İşler soyutlaşdıkça tüm resmi algılamak ve sistemleri modellemek belki daha da kolaylaşıyor, lakin temelde olup bitenleri anlamadığımız sürece, dünyanın en büyük finans krizine sebep olan bankacılardan bir farkımız kalmıyor. Onlarda ne yazik ki temelde çürük kredilerden oluşan yeni finans ürünleri oluşturarak, bilgisiz insanlara pazarladılar. Bu ürünleri kullanarak yeni finans ürünleri soyutladılar. Bu işlem, kimsenin içinde ne olduğunu anlamadığı finans ürünleri oluşana kadar devam etti. Sonuç malum!

Bunların lego ile ne alakası var diye düşünebilirsiniz. Yeni yetişen yazılımcıların OOP (Object Oriented Programming), modüler yazılım sistemleri, komponent tabanlı yazılım, kodun tekrar kullanımı (code reuse) gibi kavramları teorik ve pratik olarak kavramaları çok güç olabilir, çünkü bunlar ilk etapta elle tutulur, gözle görülür olmayan soyut kavramlar. Bu kavramları elle tutulur, gözle görülür hale getirebilseydik nasıl olurdu? Bunun için lego parçalarından faydalanabiliriz.

Siz daha önce bir yazılım sisteminin maketini elinizde tuttunuz mu? Bizler yazılım mimarilerini yazılım mimarlarının kağıtlar üzerinde çizdikleri kutucuklardan tanıyoruz.
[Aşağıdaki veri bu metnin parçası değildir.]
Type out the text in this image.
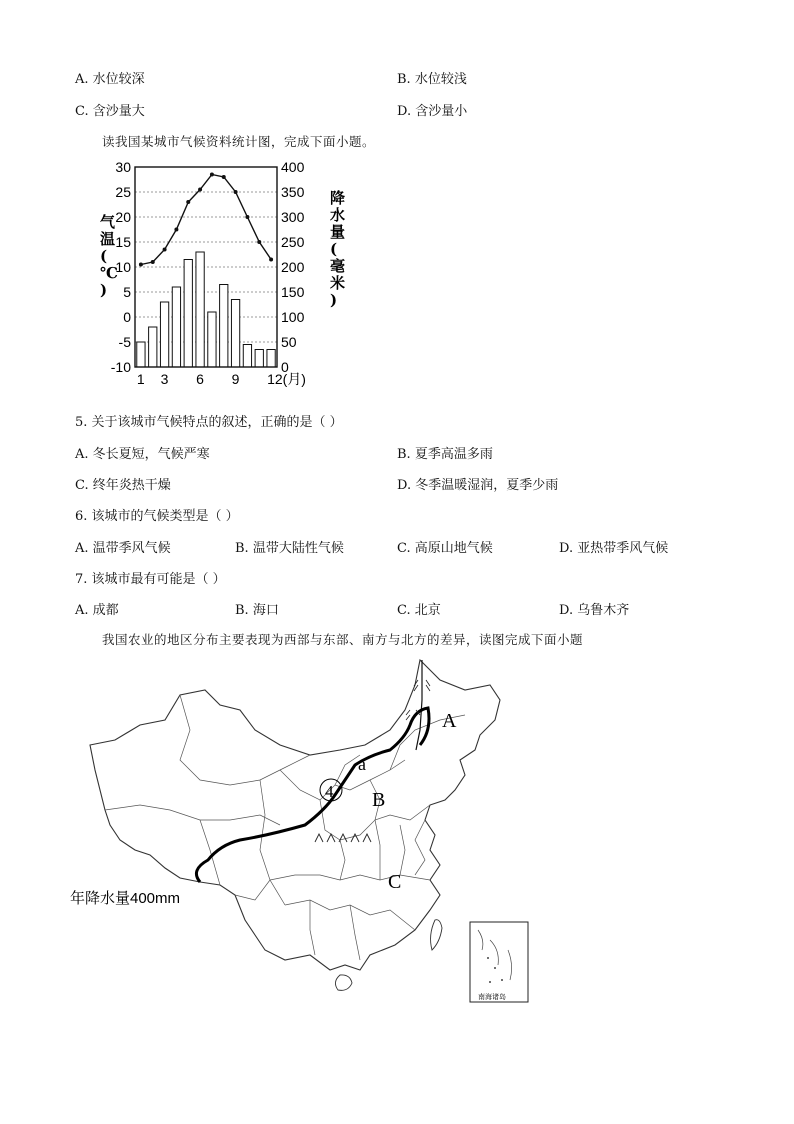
A. 水位较深	B. 水位较浅
C. 含沙量大	D. 含沙量小
读我国某城市气候资料统计图，完成下面小题。
30
25
20
15
10
5
0
-5
-10
400
350
300
250
200
150
100
50
0
1 3 6 9 12(月)
气温( ℃ )
降水量(毫米)
5. 关于该城市气候特点的叙述，正确的是（ ）
A. 冬长夏短，气候严寒	B. 夏季高温多雨
C. 终年炎热干燥	D. 冬季温暖湿润，夏季少雨
6. 该城市的气候类型是（ ）
A. 温带季风气候	B. 温带大陆性气候	C. 高原山地气候	D. 亚热带季风气候
7. 该城市最有可能是（ ）
A. 成都	B. 海口	C. 北京	D. 乌鲁木齐
我国农业的地区分布主要表现为西部与东部、南方与北方的差异，读图完成下面小题
A
a
B
C
4
年降水量400mm
南海诸岛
Bu iki boyutlu resimler örneğin kodun tekrar kullanımını bize ne kadar ifade edebiliyor?

Nasıl mimarlar tasarladıkları evlerin küçük maketlerini yapıyorlarsa, biz yazılım mühendisleri de legoları kullanarak oluşturmak istediğimiz yazılım sistemlerinin maketlerini oluşturabiliriz. Örneğin bir lego parçası tekrar kullanılabilir bir modülü simgeliyor olabilir. Yazılımcı bu lego parçasını eline alıp, sistemin değişik bölümlerinde tekrar kullanabilir. Bunu yaptığı esnada kodun tekrar kullanımının ne anlama geldiğini daha iyi anlayabilir, kodun tekrar kullamının getirdiği avantajları daha iyi görebilir. İnsan elinde tuttuğu üç boyutlu bir nesneyi daha kolay algılama eğilimi gösteriyor. Ben de dün kızımla beraber oynarken bunun farkına vardım. Lego parçalarını bir an için tekrar kullanılabilir yazılım modülleri olarak hayal ettim. Aynı renkte ve boyuttaki lego parçalarını değişik kalelerin (yazılım sistemi olarak düşünün) yapımında kullandım. Lego parçaları birer modül ve modülleri bir araya getirerek, değişik sistemler oluşturmak mümkün. Her defasında temel bir lego modülünü icat etmek zorunda kalmadan tekrar tekrar yeni bir sistemin inşasında kullanabiliyorum. İşte oluşturduğumuz yazılım sistemleri de bu prensibe göre inşa edilmeli. Yazılımda işin sırrı tekrar kullanılabilir modüllerde yatıyor.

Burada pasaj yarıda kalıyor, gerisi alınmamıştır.